Elisha is a contemporary of Kiya’s at The School of Popular Music and started the night with a mix of cover and original songs, including a brave but successful take on John Lennon’s Imagine.
With a great voice and some good guitar playing Elisha started the night off well and is certainly another young performer on the island to keep an eye on in the coming years.
The last couple of years have seen Gregory Harrison‘s performances happen as part of The Recks more than as a solo performer, at least away from open mic nights and the like, so it was good to hear him back in this mode, even if he was by his own admission a little under prepared.
None-the-less he delivered one of his usual fine performances of his intensely soulful songs, along with a rarely heard cover as a nod to the venue more used to staging tribute acts (don’t worry it wasn’t Wonderwall), as the bar began to fill up.

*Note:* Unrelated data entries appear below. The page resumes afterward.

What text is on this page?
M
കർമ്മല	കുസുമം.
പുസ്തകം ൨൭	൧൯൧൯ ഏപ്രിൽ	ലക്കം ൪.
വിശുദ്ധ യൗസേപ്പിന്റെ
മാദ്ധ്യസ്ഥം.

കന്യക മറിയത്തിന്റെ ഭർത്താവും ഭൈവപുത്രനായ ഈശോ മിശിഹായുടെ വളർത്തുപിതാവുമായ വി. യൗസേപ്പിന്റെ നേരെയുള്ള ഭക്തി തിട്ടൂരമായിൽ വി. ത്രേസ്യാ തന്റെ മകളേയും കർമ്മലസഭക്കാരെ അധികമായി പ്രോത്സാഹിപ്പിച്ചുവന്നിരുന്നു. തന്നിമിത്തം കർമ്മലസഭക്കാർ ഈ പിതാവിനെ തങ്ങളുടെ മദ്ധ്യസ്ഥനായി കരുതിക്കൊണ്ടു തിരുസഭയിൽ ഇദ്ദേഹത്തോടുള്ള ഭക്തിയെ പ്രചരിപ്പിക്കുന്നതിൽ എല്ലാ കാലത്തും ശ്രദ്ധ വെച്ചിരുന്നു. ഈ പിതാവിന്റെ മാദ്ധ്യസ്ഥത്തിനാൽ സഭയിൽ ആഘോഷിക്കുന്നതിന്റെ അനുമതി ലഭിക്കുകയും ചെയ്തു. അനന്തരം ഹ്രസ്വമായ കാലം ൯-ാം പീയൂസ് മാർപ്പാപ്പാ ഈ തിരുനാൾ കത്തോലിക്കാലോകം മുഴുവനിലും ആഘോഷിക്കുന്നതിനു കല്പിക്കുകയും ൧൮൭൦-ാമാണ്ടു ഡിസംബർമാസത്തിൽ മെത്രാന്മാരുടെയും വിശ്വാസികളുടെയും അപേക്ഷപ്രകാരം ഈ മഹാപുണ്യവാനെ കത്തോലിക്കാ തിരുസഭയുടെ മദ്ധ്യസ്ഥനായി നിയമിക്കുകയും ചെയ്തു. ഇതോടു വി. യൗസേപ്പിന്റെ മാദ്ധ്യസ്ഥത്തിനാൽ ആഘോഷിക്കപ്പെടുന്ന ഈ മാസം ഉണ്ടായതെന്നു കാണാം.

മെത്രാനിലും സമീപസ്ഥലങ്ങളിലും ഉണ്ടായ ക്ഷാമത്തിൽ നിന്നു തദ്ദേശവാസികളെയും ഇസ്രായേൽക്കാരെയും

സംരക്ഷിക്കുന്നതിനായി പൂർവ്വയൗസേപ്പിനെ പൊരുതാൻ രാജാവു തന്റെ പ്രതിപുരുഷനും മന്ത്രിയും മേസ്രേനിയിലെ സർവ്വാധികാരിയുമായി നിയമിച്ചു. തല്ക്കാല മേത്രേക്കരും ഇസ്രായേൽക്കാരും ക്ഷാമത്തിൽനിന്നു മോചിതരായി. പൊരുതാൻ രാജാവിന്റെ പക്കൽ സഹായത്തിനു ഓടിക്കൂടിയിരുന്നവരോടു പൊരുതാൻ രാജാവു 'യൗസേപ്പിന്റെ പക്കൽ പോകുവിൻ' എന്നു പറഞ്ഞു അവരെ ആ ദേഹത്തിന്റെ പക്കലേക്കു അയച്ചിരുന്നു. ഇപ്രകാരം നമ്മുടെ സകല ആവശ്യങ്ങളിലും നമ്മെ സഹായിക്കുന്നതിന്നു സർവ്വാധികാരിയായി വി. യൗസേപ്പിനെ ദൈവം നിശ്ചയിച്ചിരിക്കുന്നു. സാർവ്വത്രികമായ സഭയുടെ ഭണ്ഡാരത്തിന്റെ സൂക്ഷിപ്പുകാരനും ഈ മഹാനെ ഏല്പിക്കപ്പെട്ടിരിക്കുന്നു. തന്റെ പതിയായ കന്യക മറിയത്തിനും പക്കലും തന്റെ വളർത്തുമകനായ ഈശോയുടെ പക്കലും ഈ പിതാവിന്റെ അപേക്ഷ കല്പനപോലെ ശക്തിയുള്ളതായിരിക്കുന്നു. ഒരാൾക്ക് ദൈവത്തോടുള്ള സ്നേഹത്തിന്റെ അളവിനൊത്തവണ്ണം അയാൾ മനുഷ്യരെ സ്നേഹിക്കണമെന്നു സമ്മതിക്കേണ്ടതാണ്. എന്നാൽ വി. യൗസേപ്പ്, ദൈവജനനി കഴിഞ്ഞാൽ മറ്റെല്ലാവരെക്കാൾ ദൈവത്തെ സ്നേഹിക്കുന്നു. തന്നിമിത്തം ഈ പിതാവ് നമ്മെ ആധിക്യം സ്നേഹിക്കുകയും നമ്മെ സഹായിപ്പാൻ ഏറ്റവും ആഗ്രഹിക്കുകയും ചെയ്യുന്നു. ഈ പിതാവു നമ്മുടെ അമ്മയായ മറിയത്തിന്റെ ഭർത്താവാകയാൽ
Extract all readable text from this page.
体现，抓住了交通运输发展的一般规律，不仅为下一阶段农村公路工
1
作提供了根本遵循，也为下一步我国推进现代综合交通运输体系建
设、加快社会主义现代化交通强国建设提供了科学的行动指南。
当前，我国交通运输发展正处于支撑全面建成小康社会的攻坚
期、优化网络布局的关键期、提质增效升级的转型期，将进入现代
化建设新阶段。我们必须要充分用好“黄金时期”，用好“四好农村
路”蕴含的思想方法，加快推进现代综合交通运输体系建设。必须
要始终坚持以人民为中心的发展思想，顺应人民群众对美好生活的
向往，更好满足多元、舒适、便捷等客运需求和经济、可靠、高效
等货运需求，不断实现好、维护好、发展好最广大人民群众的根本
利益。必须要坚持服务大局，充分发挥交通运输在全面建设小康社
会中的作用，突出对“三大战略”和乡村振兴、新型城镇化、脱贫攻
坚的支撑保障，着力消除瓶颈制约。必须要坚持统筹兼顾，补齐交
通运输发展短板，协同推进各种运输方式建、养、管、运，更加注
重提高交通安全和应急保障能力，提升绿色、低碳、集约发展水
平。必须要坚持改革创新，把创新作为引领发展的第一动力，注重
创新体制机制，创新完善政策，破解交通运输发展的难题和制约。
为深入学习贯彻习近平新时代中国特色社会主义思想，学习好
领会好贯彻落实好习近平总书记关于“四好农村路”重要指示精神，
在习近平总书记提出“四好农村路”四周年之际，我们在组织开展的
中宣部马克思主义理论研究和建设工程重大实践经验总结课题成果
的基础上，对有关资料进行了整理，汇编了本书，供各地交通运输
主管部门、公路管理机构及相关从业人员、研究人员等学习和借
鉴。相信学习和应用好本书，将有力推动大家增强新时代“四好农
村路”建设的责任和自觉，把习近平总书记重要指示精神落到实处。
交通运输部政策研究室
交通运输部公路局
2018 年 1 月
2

Despite that the band upped the energy of the evening very nicely, in particular with a song that I think they said was about an octopus, and Balkan Beast that got a few dancing.
Unfortunately they were also the first of the night’s acts to be somewhat interrupted by those who had gathered in the bar to watch the night’s football… quite why a night of live music had been booked alongside a night of, apparently, rather exciting football remains something of a mystery as, while it didn’t end up spoiling the night, it was certainly clear the two gatherings weren’t really compatible.
Of course the main act of the night was Kiya Ashton and she delivered a set mixing her own songs with covers delivered with a tremendous confidence.
Starting with Cranberries Zombie and later in the set a huge version of Skunk Anansie’s Weak and, as its now December and I guess just about acceptable, a version of The Pretender’s 2000 Miles.
Later in the set Kiya was joined by Gregory Harrison on violin which added a new dynamic and variety to the sound on A Lie and set closer Sweet Decadence – that said Kiya’s guitar playing alone was nicely varied with finger picking sections standing out and it being far from the repetitive strumming of many a solo acoustic act.
While the night may have had a slightly odd feel thanks to the divided groups in the bar, on the music side it felt like a great showcase kind of event and was culminated by the best performance I’ve seen yet from Kiya making for a great way to mark the release of her debut EP that hopefully is just the beginning of her time as a musical artist.